New Publications in Piano Pedagogy
True to its seven-decade-old tradition, UMP Editio Musica Budapest is further developing its series of publications for music learners and young people. Recently, two piano collections have appeared, in which prominent contemporary composers turn to young musicians in an instructive yet entertaining form.
Imre Mező (born 1932) composed several popular works for children and young people studying music. His most recent collection, Miss Melody’s Wardrobe, is extraordinary in that all the 153 tiny pieces are based on the same Hungarian folk song, offering a myriad of ways and options of presenting and elaborating the same melody without altering it. The variations are grouped by key and, within each chapter, are placed in order of difficulty. In so doing, the composer offers, as piano teacher Erika Becht writes, ''two ways for teachers and pupils to know and try out the many musical and technical variations (such as augmenting, diminishing, canon, melody pairs, etc.). This can be done within the same key, in order of difficulty, or by using the scope of the music to find the right degree of difficulty, and advancing through the key signatures, so developing pupils' ability and sense of security in reading a score by playing in various keys.'' This publication is not only recommended to beginners or more advanced pupils undergoing traditional musical tuition, but also to those interested in the secrets of composition and musical structures.

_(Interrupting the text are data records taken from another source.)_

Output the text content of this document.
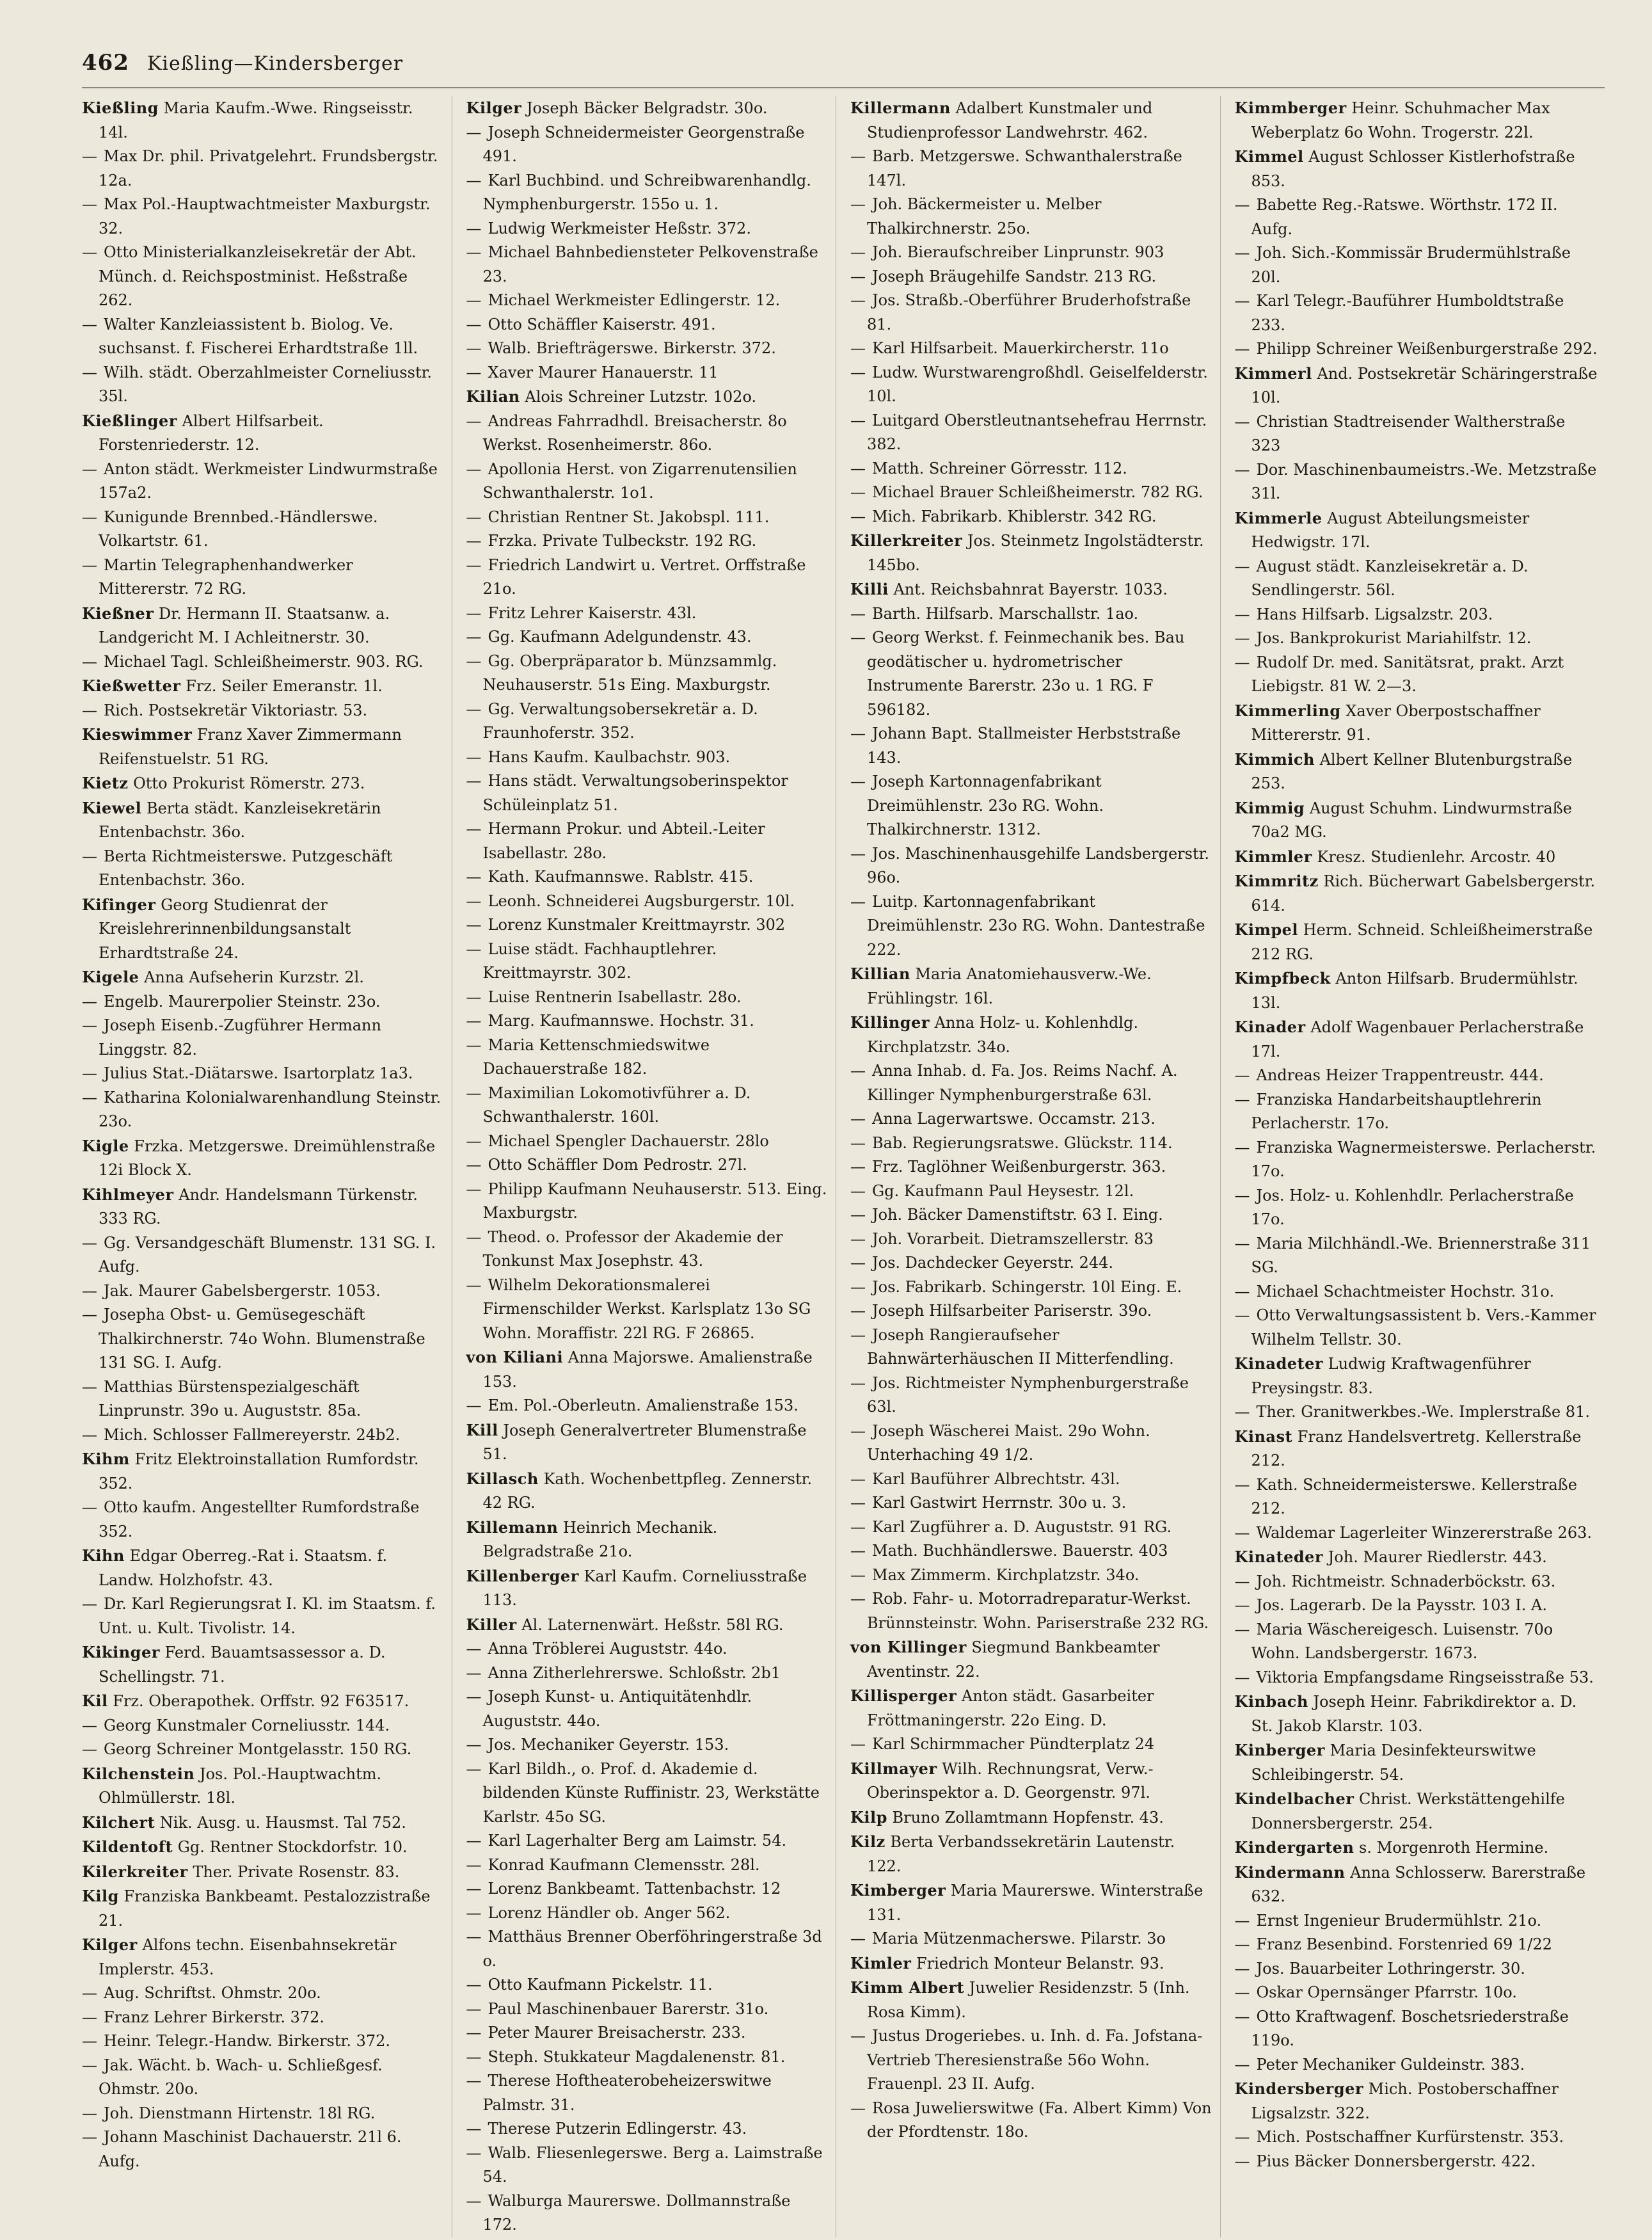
462 Kießling—Kindersberger

Kießling Maria Kaufm.-Wwe. Ringseisstr. 14l.

— Max Dr. phil. Privatgelehrt. Frundsbergstr. 12a.

— Max Pol.-Hauptwachtmeister Maxburgstr. 32.

— Otto Ministerialkanzleisekretär der Abt. Münch. d. Reichspostminist. Heßstraße 262.

— Walter Kanzleiassistent b. Biolog. Ve. suchsanst. f. Fischerei Erhardtstraße 1ll.

— Wilh. städt. Oberzahlmeister Corneliusstr. 35l.

Kießlinger Albert Hilfsarbeit. Forstenriederstr. 12.

— Anton städt. Werkmeister Lindwurmstraße 157a2.

— Kunigunde Brennbed.-Händlerswe. Volkartstr. 61.

— Martin Telegraphenhandwerker Mittererstr. 72 RG.

Kießner Dr. Hermann II. Staatsanw. a. Landgericht M. I Achleitnerstr. 30.

— Michael Tagl. Schleißheimerstr. 903. RG.

Kießwetter Frz. Seiler Emeranstr. 1l.

— Rich. Postsekretär Viktoriastr. 53.

Kieswimmer Franz Xaver Zimmermann Reifenstuelstr. 51 RG.

Kietz Otto Prokurist Römerstr. 273.

Kiewel Berta städt. Kanzleisekretärin Entenbachstr. 36o.

— Berta Richtmeisterswe. Putzgeschäft Entenbachstr. 36o.

Kifinger Georg Studienrat der Kreislehrerinnenbildungsanstalt Erhardtstraße 24.

Kigele Anna Aufseherin Kurzstr. 2l.

— Engelb. Maurerpolier Steinstr. 23o.

— Joseph Eisenb.-Zugführer Hermann Linggstr. 82.

— Julius Stat.-Diätarswe. Isartorplatz 1a3.

— Katharina Kolonialwarenhandlung Steinstr. 23o.

Kigle Frzka. Metzgerswe. Dreimühlenstraße 12i Block X.

Kihlmeyer Andr. Handelsmann Türkenstr. 333 RG.

— Gg. Versandgeschäft Blumenstr. 131 SG. I. Aufg.

— Jak. Maurer Gabelsbergerstr. 1053.

— Josepha Obst- u. Gemüsegeschäft Thalkirchnerstr. 74o Wohn. Blumenstraße 131 SG. I. Aufg.

— Matthias Bürstenspezialgeschäft Linprunstr. 39o u. Auguststr. 85a.

— Mich. Schlosser Fallmereyerstr. 24b2.

Kihm Fritz Elektroinstallation Rumfordstr. 352.

— Otto kaufm. Angestellter Rumfordstraße 352.

Kihn Edgar Oberreg.-Rat i. Staatsm. f. Landw. Holzhofstr. 43.

— Dr. Karl Regierungsrat I. Kl. im Staatsm. f. Unt. u. Kult. Tivolistr. 14.

Kikinger Ferd. Bauamtsassessor a. D. Schellingstr. 71.

Kil Frz. Oberapothek. Orffstr. 92 F63517.

— Georg Kunstmaler Corneliusstr. 144.

— Georg Schreiner Montgelasstr. 150 RG.

Kilchenstein Jos. Pol.-Hauptwachtm. Ohlmüllerstr. 18l.

Kilchert Nik. Ausg. u. Hausmst. Tal 752.

Kildentoft Gg. Rentner Stockdorfstr. 10.

Kilerkreiter Ther. Private Rosenstr. 83.

Kilg Franziska Bankbeamt. Pestalozzistraße 21.

Kilger Alfons techn. Eisenbahnsekretär Implerstr. 453.

— Aug. Schriftst. Ohmstr. 20o.

— Franz Lehrer Birkerstr. 372.

— Heinr. Telegr.-Handw. Birkerstr. 372.

— Jak. Wächt. b. Wach- u. Schließgesf. Ohmstr. 20o.

— Joh. Dienstmann Hirtenstr. 18l RG.

— Johann Maschinist Dachauerstr. 21l 6. Aufg.

Kilger Joseph Bäcker Belgradstr. 30o.

— Joseph Schneidermeister Georgenstraße 491.

— Karl Buchbind. und Schreibwarenhandlg. Nymphenburgerstr. 155o u. 1.

— Ludwig Werkmeister Heßstr. 372.

— Michael Bahnbediensteter Pelkovenstraße 23.

— Michael Werkmeister Edlingerstr. 12.

— Otto Schäffler Kaiserstr. 491.

— Walb. Briefträgerswe. Birkerstr. 372.

— Xaver Maurer Hanauerstr. 11

Kilian Alois Schreiner Lutzstr. 102o.

— Andreas Fahrradhdl. Breisacherstr. 8o Werkst. Rosenheimerstr. 86o.

— Apollonia Herst. von Zigarrenutensilien Schwanthalerstr. 1o1.

— Christian Rentner St. Jakobspl. 111.

— Frzka. Private Tulbeckstr. 192 RG.

— Friedrich Landwirt u. Vertret. Orffstraße 21o.

— Fritz Lehrer Kaiserstr. 43l.

— Gg. Kaufmann Adelgundenstr. 43.

— Gg. Oberpräparator b. Münzsammlg. Neuhauserstr. 51s Eing. Maxburgstr.

— Gg. Verwaltungsobersekretär a. D. Fraunhoferstr. 352.

— Hans Kaufm. Kaulbachstr. 903.

— Hans städt. Verwaltungsoberinspektor Schüleinplatz 51.

— Hermann Prokur. und Abteil.-Leiter Isabellastr. 28o.

— Kath. Kaufmannswe. Rablstr. 415.

— Leonh. Schneiderei Augsburgerstr. 10l.

— Lorenz Kunstmaler Kreittmayrstr. 302

— Luise städt. Fachhauptlehrer. Kreittmayrstr. 302.

— Luise Rentnerin Isabellastr. 28o.

— Marg. Kaufmannswe. Hochstr. 31.

— Maria Kettenschmiedswitwe Dachauerstraße 182.

— Maximilian Lokomotivführer a. D. Schwanthalerstr. 160l.

— Michael Spengler Dachauerstr. 28lo

— Otto Schäffler Dom Pedrostr. 27l.

— Philipp Kaufmann Neuhauserstr. 513. Eing. Maxburgstr.

— Theod. o. Professor der Akademie der Tonkunst Max Josephstr. 43.

— Wilhelm Dekorationsmalerei Firmenschilder Werkst. Karlsplatz 13o SG Wohn. Moraffistr. 22l RG. F 26865.

von Kiliani Anna Majorswe. Amalienstraße 153.

— Em. Pol.-Oberleutn. Amalienstraße 153.

Kill Joseph Generalvertreter Blumenstraße 51.

Killasch Kath. Wochenbettpfleg. Zennerstr. 42 RG.

Killemann Heinrich Mechanik. Belgradstraße 21o.

Killenberger Karl Kaufm. Corneliusstraße 113.

Killer Al. Laternenwärt. Heßstr. 58l RG.

— Anna Tröblerei Auguststr. 44o.

— Anna Zitherlehrerswe. Schloßstr. 2b1

— Joseph Kunst- u. Antiquitätenhdlr. Auguststr. 44o.

— Jos. Mechaniker Geyerstr. 153.

— Karl Bildh., o. Prof. d. Akademie d. bildenden Künste Ruffinistr. 23, Werkstätte Karlstr. 45o SG.

— Karl Lagerhalter Berg am Laimstr. 54.

— Konrad Kaufmann Clemensstr. 28l.

— Lorenz Bankbeamt. Tattenbachstr. 12

— Lorenz Händler ob. Anger 562.

— Matthäus Brenner Oberföhringerstraße 3d o.

— Otto Kaufmann Pickelstr. 11.

— Paul Maschinenbauer Barerstr. 31o.

— Peter Maurer Breisacherstr. 233.

— Steph. Stukkateur Magdalenenstr. 81.

— Therese Hoftheaterobeheizerswitwe Palmstr. 31.

— Therese Putzerin Edlingerstr. 43.

— Walb. Fliesenlegerswe. Berg a. Laimstraße 54.

— Walburga Maurerswe. Dollmannstraße 172.

Killermann Adalbert Kunstmaler und Studienprofessor Landwehrstr. 462.

— Barb. Metzgerswe. Schwanthalerstraße 147l.

— Joh. Bäckermeister u. Melber Thalkirchnerstr. 25o.

— Joh. Bieraufschreiber Linprunstr. 903

— Joseph Bräugehilfe Sandstr. 213 RG.

— Jos. Straßb.-Oberführer Bruderhofstraße 81.

— Karl Hilfsarbeit. Mauerkircherstr. 11o

— Ludw. Wurstwarengroßhdl. Geiselfelderstr. 10l.

— Luitgard Oberstleutnantsehefrau Herrnstr. 382.

— Matth. Schreiner Görresstr. 112.

— Michael Brauer Schleißheimerstr. 782 RG.

— Mich. Fabrikarb. Khiblerstr. 342 RG.

Killerkreiter Jos. Steinmetz Ingolstädterstr. 145bo.

Killi Ant. Reichsbahnrat Bayerstr. 1033.

— Barth. Hilfsarb. Marschallstr. 1ao.

— Georg Werkst. f. Feinmechanik bes. Bau geodätischer u. hydrometrischer Instrumente Barerstr. 23o u. 1 RG. F 596182.

— Johann Bapt. Stallmeister Herbststraße 143.

— Joseph Kartonnagenfabrikant Dreimühlenstr. 23o RG. Wohn. Thalkirchnerstr. 1312.

— Jos. Maschinenhausgehilfe Landsbergerstr. 96o.

— Luitp. Kartonnagenfabrikant Dreimühlenstr. 23o RG. Wohn. Dantestraße 222.

Killian Maria Anatomiehausverw.-We. Frühlingstr. 16l.

Killinger Anna Holz- u. Kohlenhdlg. Kirchplatzstr. 34o.

— Anna Inhab. d. Fa. Jos. Reims Nachf. A. Killinger Nymphenburgerstraße 63l.

— Anna Lagerwartswe. Occamstr. 213.

— Bab. Regierungsratswe. Glückstr. 114.

— Frz. Taglöhner Weißenburgerstr. 363.

— Gg. Kaufmann Paul Heysestr. 12l.

— Joh. Bäcker Damenstiftstr. 63 I. Eing.

— Joh. Vorarbeit. Dietramszellerstr. 83

— Jos. Dachdecker Geyerstr. 244.

— Jos. Fabrikarb. Schingerstr. 10l Eing. E.

— Joseph Hilfsarbeiter Pariserstr. 39o.

— Joseph Rangieraufseher Bahnwärterhäuschen II Mitterfendling.

— Jos. Richtmeister Nymphenburgerstraße 63l.

— Joseph Wäscherei Maist. 29o Wohn. Unterhaching 49 1/2.

— Karl Bauführer Albrechtstr. 43l.

— Karl Gastwirt Herrnstr. 30o u. 3.

— Karl Zugführer a. D. Auguststr. 91 RG.

— Math. Buchhändlerswe. Bauerstr. 403

— Max Zimmerm. Kirchplatzstr. 34o.

— Rob. Fahr- u. Motorradreparatur-Werkst. Brünnsteinstr. Wohn. Pariserstraße 232 RG.

von Killinger Siegmund Bankbeamter Aventinstr. 22.

Killisperger Anton städt. Gasarbeiter Fröttmaningerstr. 22o Eing. D.

— Karl Schirmmacher Pündterplatz 24

Killmayer Wilh. Rechnungsrat, Verw.-Oberinspektor a. D. Georgenstr. 97l.

Kilp Bruno Zollamtmann Hopfenstr. 43.

Kilz Berta Verbandssekretärin Lautenstr. 122.

Kimberger Maria Maurerswe. Winterstraße 131.

— Maria Mützenmacherswe. Pilarstr. 3o

Kimler Friedrich Monteur Belanstr. 93.

Kimm Albert Juwelier Residenzstr. 5 (Inh. Rosa Kimm).

— Justus Drogeriebes. u. Inh. d. Fa. Jofstana-Vertrieb Theresienstraße 56o Wohn. Frauenpl. 23 II. Aufg.

— Rosa Juwelierswitwe (Fa. Albert Kimm) Von der Pfordtenstr. 18o.

Kimmberger Heinr. Schuhmacher Max Weberplatz 6o Wohn. Trogerstr. 22l.

Kimmel August Schlosser Kistlerhofstraße 853.

— Babette Reg.-Ratswe. Wörthstr. 172 II. Aufg.

— Joh. Sich.-Kommissär Brudermühlstraße 20l.

— Karl Telegr.-Bauführer Humboldtstraße 233.

— Philipp Schreiner Weißenburgerstraße 292.

Kimmerl And. Postsekretär Schäringerstraße 10l.

— Christian Stadtreisender Waltherstraße 323

— Dor. Maschinenbaumeistrs.-We. Metzstraße 31l.

Kimmerle August Abteilungsmeister Hedwigstr. 17l.

— August städt. Kanzleisekretär a. D. Sendlingerstr. 56l.

— Hans Hilfsarb. Ligsalzstr. 203.

— Jos. Bankprokurist Mariahilfstr. 12.

— Rudolf Dr. med. Sanitätsrat, prakt. Arzt Liebigstr. 81 W. 2—3.

Kimmerling Xaver Oberpostschaffner Mittererstr. 91.

Kimmich Albert Kellner Blutenburgstraße 253.

Kimmig August Schuhm. Lindwurmstraße 70a2 MG.

Kimmler Kresz. Studienlehr. Arcostr. 40

Kimmritz Rich. Bücherwart Gabelsbergerstr. 614.

Kimpel Herm. Schneid. Schleißheimerstraße 212 RG.

Kimpfbeck Anton Hilfsarb. Brudermühlstr. 13l.

Kinader Adolf Wagenbauer Perlacherstraße 17l.

— Andreas Heizer Trappentreustr. 444.

— Franziska Handarbeitshauptlehrerin Perlacherstr. 17o.

— Franziska Wagnermeisterswe. Perlacherstr. 17o.

— Jos. Holz- u. Kohlenhdlr. Perlacherstraße 17o.

— Maria Milchhändl.-We. Briennerstraße 311 SG.

— Michael Schachtmeister Hochstr. 31o.

— Otto Verwaltungsassistent b. Vers.-Kammer Wilhelm Tellstr. 30.

Kinadeter Ludwig Kraftwagenführer Preysingstr. 83.

— Ther. Granitwerkbes.-We. Implerstraße 81.

Kinast Franz Handelsvertretg. Kellerstraße 212.

— Kath. Schneidermeisterswe. Kellerstraße 212.

— Waldemar Lagerleiter Winzererstraße 263.

Kinateder Joh. Maurer Riedlerstr. 443.

— Joh. Richtmeistr. Schnaderböckstr. 63.

— Jos. Lagerarb. De la Paysstr. 103 I. A.

— Maria Wäschereigesch. Luisenstr. 70o Wohn. Landsbergerstr. 1673.

— Viktoria Empfangsdame Ringseisstraße 53.

Kinbach Joseph Heinr. Fabrikdirektor a. D. St. Jakob Klarstr. 103.

Kinberger Maria Desinfekteurswitwe Schleibingerstr. 54.

Kindelbacher Christ. Werkstättengehilfe Donnersbergerstr. 254.

Kindergarten s. Morgenroth Hermine.

Kindermann Anna Schlosserw. Barerstraße 632.

— Ernst Ingenieur Brudermühlstr. 21o.

— Franz Besenbind. Forstenried 69 1/22

— Jos. Bauarbeiter Lothringerstr. 30.

— Oskar Opernsänger Pfarrstr. 10o.

— Otto Kraftwagenf. Boschetsriederstraße 119o.

— Peter Mechaniker Guldeinstr. 383.

Kindersberger Mich. Postoberschaffner Ligsalzstr. 322.

— Mich. Postschaffner Kurfürstenstr. 353.

— Pius Bäcker Donnersbergerstr. 422.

György Orbán (born 1947) is among the most frequently performed contemporary Hungarian composers. His style incorporates a characteristic mix of classical, modern, cinematic, and jazz elements. In addition, he claims he ''loves splashing about in tonality'', which makes his works accessible to the wider public. Owing to his humour and imagination, he finds an easy path to children, as demonstrated by the popularity of his piano works specifically intended for beginners.
According to the composer, Veni, Sol! is ''a collection of performance pieces for pianists with more advanced technical skills.'' This selection is based primarily on a 48-piece series entitled Seasons, composed in the early 2000s, but some earlier compositions have been also included in the volume. One critic wrote of Seasons: ''In spite of their seeming simplicity, these are strikingly well-written pieces in which the composer is aware of the extent to which he can work on his raw material, these themes and soundings that often suggest the simplicity of an object found.'' The ingenious simplicity and the consistently handy use of the instrument give these pieces the potential to be a favourit of advanced piano players.